In a strategic initiative that could shake up India’s financial sector, neobanking startup Jupiter is in discussions to acquire a 5% to 9.9% stake in SBM Bank India, the Indian subsidiary of the State Bank of Mauritius. Backed by well-known investors such as Tiger Global and NuBank, Jupiter is looking to expand its presence in the banking industry through this acquisition, though the deal is still pending approval from the Reserve Bank of India (RBI).
This move is part of a growing trend among fintech companies that are forming partnerships with traditional banks to enhance their offerings and reach a wider audience. The collaboration could allow Jupiter to leverage SBM Bank’s established infrastructure, further modernising financial services for Indian consumers.
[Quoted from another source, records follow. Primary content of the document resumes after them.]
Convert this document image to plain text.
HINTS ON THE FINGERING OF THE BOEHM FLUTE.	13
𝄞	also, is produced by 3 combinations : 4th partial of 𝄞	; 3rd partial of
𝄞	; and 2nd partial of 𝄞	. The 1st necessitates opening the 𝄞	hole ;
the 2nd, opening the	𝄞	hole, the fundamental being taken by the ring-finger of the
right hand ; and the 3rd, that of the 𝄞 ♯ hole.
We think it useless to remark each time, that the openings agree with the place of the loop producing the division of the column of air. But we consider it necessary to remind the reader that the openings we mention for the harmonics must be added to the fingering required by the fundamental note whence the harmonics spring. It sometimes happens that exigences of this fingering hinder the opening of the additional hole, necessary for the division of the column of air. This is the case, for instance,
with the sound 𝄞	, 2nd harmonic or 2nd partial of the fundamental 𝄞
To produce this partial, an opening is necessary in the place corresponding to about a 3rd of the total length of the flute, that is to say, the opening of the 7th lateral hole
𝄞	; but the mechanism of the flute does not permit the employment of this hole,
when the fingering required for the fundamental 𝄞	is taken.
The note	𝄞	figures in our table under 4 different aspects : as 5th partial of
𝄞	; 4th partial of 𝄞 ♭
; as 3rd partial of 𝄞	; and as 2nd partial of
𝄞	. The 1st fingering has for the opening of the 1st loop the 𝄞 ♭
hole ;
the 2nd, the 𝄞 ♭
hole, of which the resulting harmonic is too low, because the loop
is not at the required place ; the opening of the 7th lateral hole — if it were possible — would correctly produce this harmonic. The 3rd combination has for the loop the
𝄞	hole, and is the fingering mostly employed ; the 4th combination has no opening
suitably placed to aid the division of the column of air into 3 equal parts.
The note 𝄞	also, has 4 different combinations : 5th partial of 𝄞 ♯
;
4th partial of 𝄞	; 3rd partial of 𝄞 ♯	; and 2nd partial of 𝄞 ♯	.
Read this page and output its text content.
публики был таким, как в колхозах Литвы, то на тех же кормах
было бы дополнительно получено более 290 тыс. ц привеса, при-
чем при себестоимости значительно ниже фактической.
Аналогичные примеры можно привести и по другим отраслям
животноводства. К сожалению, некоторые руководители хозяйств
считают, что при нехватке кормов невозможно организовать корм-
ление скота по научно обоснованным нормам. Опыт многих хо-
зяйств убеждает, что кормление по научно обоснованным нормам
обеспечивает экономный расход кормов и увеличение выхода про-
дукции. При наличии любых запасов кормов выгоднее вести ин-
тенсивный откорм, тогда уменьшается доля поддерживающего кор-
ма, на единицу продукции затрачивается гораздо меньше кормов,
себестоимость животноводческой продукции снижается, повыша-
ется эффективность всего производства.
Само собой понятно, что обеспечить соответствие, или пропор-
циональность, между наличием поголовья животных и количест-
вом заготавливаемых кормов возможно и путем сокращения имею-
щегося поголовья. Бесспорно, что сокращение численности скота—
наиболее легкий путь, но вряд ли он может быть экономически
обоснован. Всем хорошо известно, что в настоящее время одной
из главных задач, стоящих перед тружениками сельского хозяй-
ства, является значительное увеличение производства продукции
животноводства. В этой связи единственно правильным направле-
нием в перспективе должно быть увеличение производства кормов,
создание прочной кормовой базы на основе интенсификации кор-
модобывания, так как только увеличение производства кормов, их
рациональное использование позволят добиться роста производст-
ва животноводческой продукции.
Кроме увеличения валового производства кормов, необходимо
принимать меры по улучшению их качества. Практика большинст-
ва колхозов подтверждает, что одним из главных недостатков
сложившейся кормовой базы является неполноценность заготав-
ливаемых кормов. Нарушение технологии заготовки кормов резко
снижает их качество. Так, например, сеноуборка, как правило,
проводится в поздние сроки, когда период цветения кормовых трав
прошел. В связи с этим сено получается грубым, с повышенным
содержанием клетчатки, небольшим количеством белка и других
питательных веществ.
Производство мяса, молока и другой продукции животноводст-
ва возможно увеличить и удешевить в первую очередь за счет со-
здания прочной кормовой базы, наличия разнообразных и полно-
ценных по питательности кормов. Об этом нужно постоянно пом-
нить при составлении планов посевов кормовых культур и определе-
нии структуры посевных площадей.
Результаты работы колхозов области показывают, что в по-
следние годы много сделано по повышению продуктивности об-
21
Why This Deal is Important for Jupiter
Founded by Jitendra Gupta, Jupiter has quickly made a name for itself in India’s fintech space. The company offers a range of digital banking services, including UPI payments, mutual funds, customised savings accounts, and debit cards. Recently, Jupiter obtained an RBI licence to operate as a prepaid payments instrument (PPI), allowing it to offer digital wallets for bill payments, money transfers, and more.
A stake in SBM Bank would significantly strengthen Jupiter’s position in the industry. By partnering with a traditional banking institution, Jupiter could provide more comprehensive financial services, enabling it to compete with both fintech rivals and established banks. This could be a game-changer in terms of expanding its customer base, especially in a market where non banks have yet to gain the widespread popularity seen in countries like Brazil.
Jupiter’s Financial Performance
Despite its growing reputation, Jupiter is facing financial challenges. In the fiscal year 2022-23, the company reported revenues of ₹55.98 crore, with operating income increasing more than 2.5 times to ₹48.86 crore. However, losses also surged to ₹327 crore during the same period. These financial setbacks haven’t deterred investors, as Jupiter successfully raised $165 million in funding in 2023, pushing its valuation to $654 million.
A Growing Trend in Fintech-Bank Collaborations
Jupiter’s move mirrors a broader trend in the fintech sector, where companies are increasingly collaborating with traditional banks to diversify their offerings. Last year, Slice, another fintech startup, received RBI approval to merge with North East Small Finance Bank, enabling it to serve a broader customer base. Similarly, major venture capital firms such as Lightspeed and Accel have invested in small finance banks, indicating a growing interest in fintech-bank partnerships.
As the lines between fintech and traditional banking continue to blur, collaborations like the one between Jupiter and SBM Bank could redefine how consumers access financial services in India.